Meski memotong masa hukuman Anas, majelis hakim tetap menjatuhkan hukuman tambahan berupa pencabutan hak untuk dipilih dalam jabatan publik selama 5 tahun terhitung setelah Anas menyelesaikan pidana pokok.

Selain itu, Anas tetap dihukum memembayar uang pengganti sebesar Rp 57.592.330.580 dan 5.261.070 dollar AS.

Hak politik Anas Urbaningrum pun tetap dicabut selama 5 tahun. Terhitung setelah menjalani pidana pokok.

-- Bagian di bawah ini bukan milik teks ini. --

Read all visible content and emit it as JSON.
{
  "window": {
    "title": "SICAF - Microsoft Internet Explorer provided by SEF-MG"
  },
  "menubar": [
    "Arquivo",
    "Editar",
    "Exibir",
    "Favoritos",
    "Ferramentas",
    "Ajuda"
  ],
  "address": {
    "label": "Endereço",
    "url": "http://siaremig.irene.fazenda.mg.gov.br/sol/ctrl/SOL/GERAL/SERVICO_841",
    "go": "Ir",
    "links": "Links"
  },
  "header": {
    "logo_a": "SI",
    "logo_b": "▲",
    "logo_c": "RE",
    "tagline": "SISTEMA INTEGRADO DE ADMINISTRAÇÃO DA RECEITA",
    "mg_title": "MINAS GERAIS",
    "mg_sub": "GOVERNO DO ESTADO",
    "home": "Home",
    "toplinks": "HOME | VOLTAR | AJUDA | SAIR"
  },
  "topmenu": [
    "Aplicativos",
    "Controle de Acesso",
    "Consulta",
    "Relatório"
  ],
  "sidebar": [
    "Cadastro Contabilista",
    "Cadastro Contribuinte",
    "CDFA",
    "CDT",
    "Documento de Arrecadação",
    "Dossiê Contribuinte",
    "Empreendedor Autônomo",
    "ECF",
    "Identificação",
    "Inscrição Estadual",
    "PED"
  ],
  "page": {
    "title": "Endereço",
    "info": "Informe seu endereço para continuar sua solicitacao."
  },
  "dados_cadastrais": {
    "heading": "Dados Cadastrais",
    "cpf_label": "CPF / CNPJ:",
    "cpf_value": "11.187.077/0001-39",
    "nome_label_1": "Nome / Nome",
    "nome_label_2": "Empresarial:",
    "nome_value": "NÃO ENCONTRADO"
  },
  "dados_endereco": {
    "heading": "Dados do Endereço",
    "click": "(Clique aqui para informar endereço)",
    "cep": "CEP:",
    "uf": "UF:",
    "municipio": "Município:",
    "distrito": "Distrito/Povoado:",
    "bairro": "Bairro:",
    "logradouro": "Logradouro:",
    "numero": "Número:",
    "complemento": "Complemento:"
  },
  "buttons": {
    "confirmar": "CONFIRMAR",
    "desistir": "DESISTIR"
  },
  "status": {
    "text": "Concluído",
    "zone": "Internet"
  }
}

Salah satu pertimbangan majelis hakim mengabulkan PK itu ialah karena vonis kasasi sebelumnya terhadap Anas dinilai terdapat kekhilafan hakim.

Anas adalah terpidana kasus korupsi pembangunan Pusat Pelatihan, Pendidikan dan Sekolah Olahraga Nasional Hambalang dan tindak pidana pencucian uang. Pengadilan Tipikor Jakarta menghukum Anas dengan 8 tahun penjara.

Anas dinilai terbukti mendapatkan bantuan dari mantan Bendahara Umum Demokrat, M. Nazaruddin, melalui Grup Permai sebesar Rp 30 miliar dan 5,225 juta dolar AS. Bantuan tersebut digunakan untuk pemenangan Anas sebagai Ketua Umum Demokrat saat kongres tahun 2010.

Hukuman Anas sempat dipotong menjadi 7 tahun penjara setelah bandingnya dikabulkan Pengadilan Tinggi DKI. Namun, pada tahap kasasi, hukumannya diperberat hingga 14 tahun penjara. Ialah Artidjo Alkostar yang memperberat hukuman itu.